Themes: Reality and Fantasy • One of the most important themes in ‘Living in Sin’ is the sharp contrast between fantasy and reality. The woman imagined her life in the studio would be perfect, an exciting life lived with a sensitive young artist in a beautiful apartment. As we have seen, however, the reality has turned out to be very disappointing. The apartment is a dump and her partner deserves to be dumped. The poem, then, emphasises just how often reality can betray our deepest hopes and expectations.
The inequality between the sexes • The poem also highlights the inequality that often still persists between the sexes. It is the woman, unsurprisingly; who attempts to keep the apartment in some kind of decent condition while the man spends his time playing the piano and wandering the streets in search of cigarettes.
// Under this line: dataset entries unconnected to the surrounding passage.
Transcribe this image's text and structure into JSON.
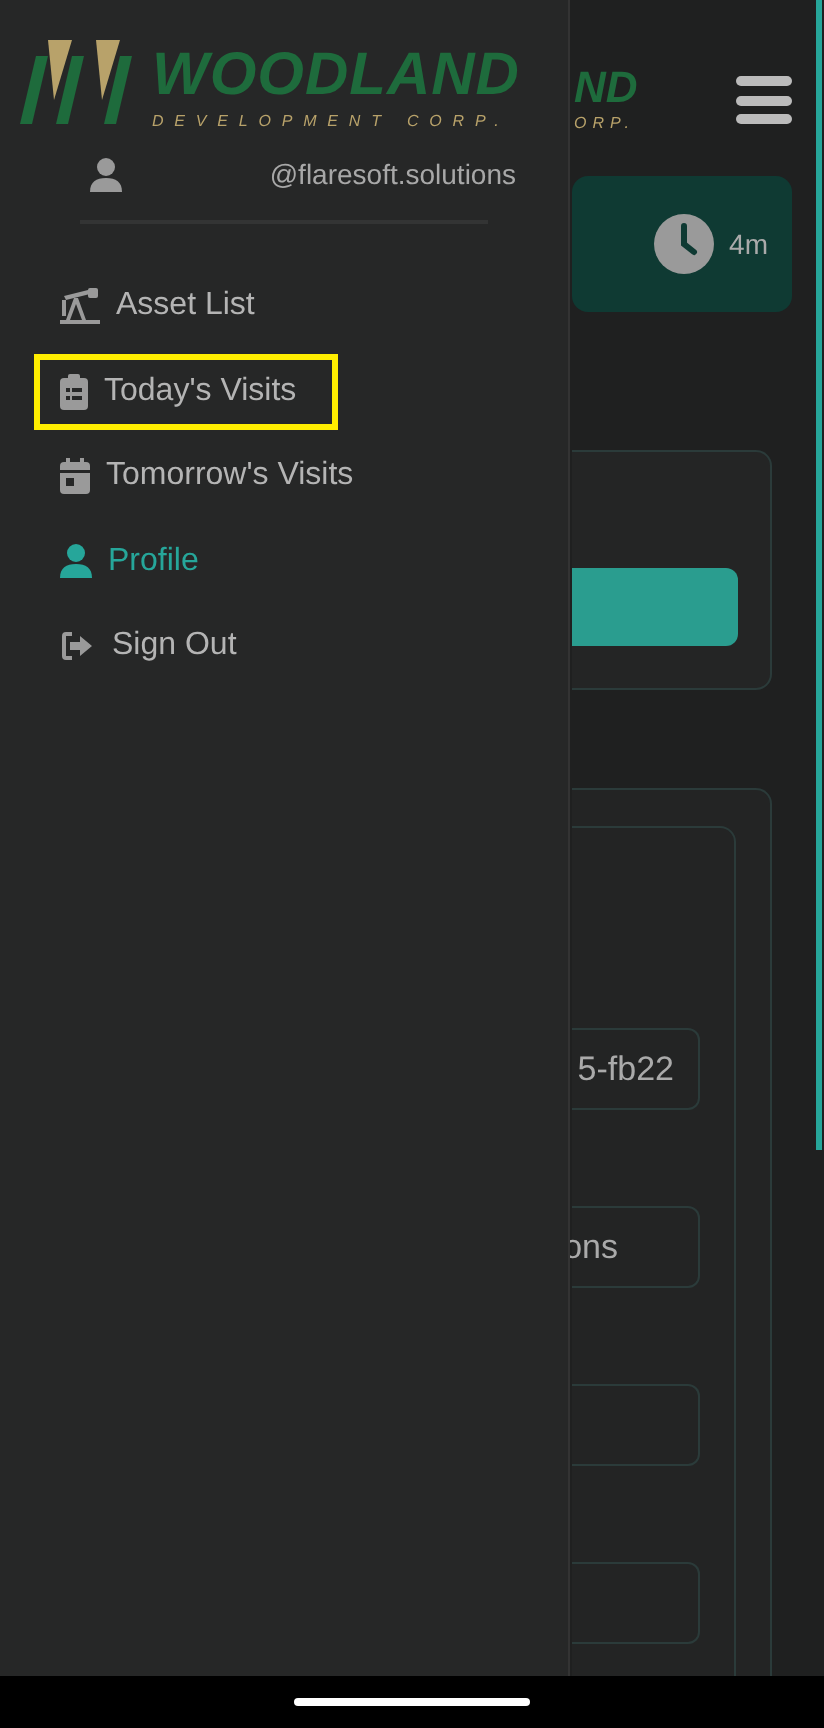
{
  "background_page": {
    "logo_fragment": "ND",
    "logo_tagline_fragment": "ORP.",
    "timer": {
      "reading": "4m"
    },
    "fields": [
      {
        "kind": "text",
        "value": "5-fb22"
      },
      {
        "kind": "text",
        "value": "ons"
      },
      {
        "kind": "blank"
      },
      {
        "kind": "blank"
      }
    ]
  },
  "drawer": {
    "logo": {
      "name": "WOODLAND",
      "tagline": "DEVELOPMENT CORP."
    },
    "user": "@flaresoft.solutions",
    "items": [
      {
        "label": "Asset List",
        "selected": false,
        "highlighted": false
      },
      {
        "label": "Today's Visits",
        "selected": false,
        "highlighted": true
      },
      {
        "label": "Tomorrow's Visits",
        "selected": false,
        "highlighted": false
      },
      {
        "label": "Profile",
        "selected": true,
        "highlighted": false
      },
      {
        "label": "Sign Out",
        "selected": false,
        "highlighted": false
      }
    ]
  }
}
The poem highlights how even supposedly sensitive and enlightened men such as the woman’s artistic boyfriend can reinforce this traditional inequality and demonstrates how, even today, women can be victims in a ‘man’s world’. The inequality that dominates their relationship is the real ‘sin’ with which the young couple are living. (This theme is also evident in ‘From A Survivor’ and ‘Aunt Jennifer's Tigers’).
Depression and despair • Like many of Rich’s poems ‘Living in Sin’ touches on the area of depression and loneliness. The woman in the poem is depicted as suffering from the ‘minor demons’ of loneliness and depression. In other poems by Rich, however, we learn how rapidly these minor demons can become the greater problems of all-out despair and suicidal tendencies.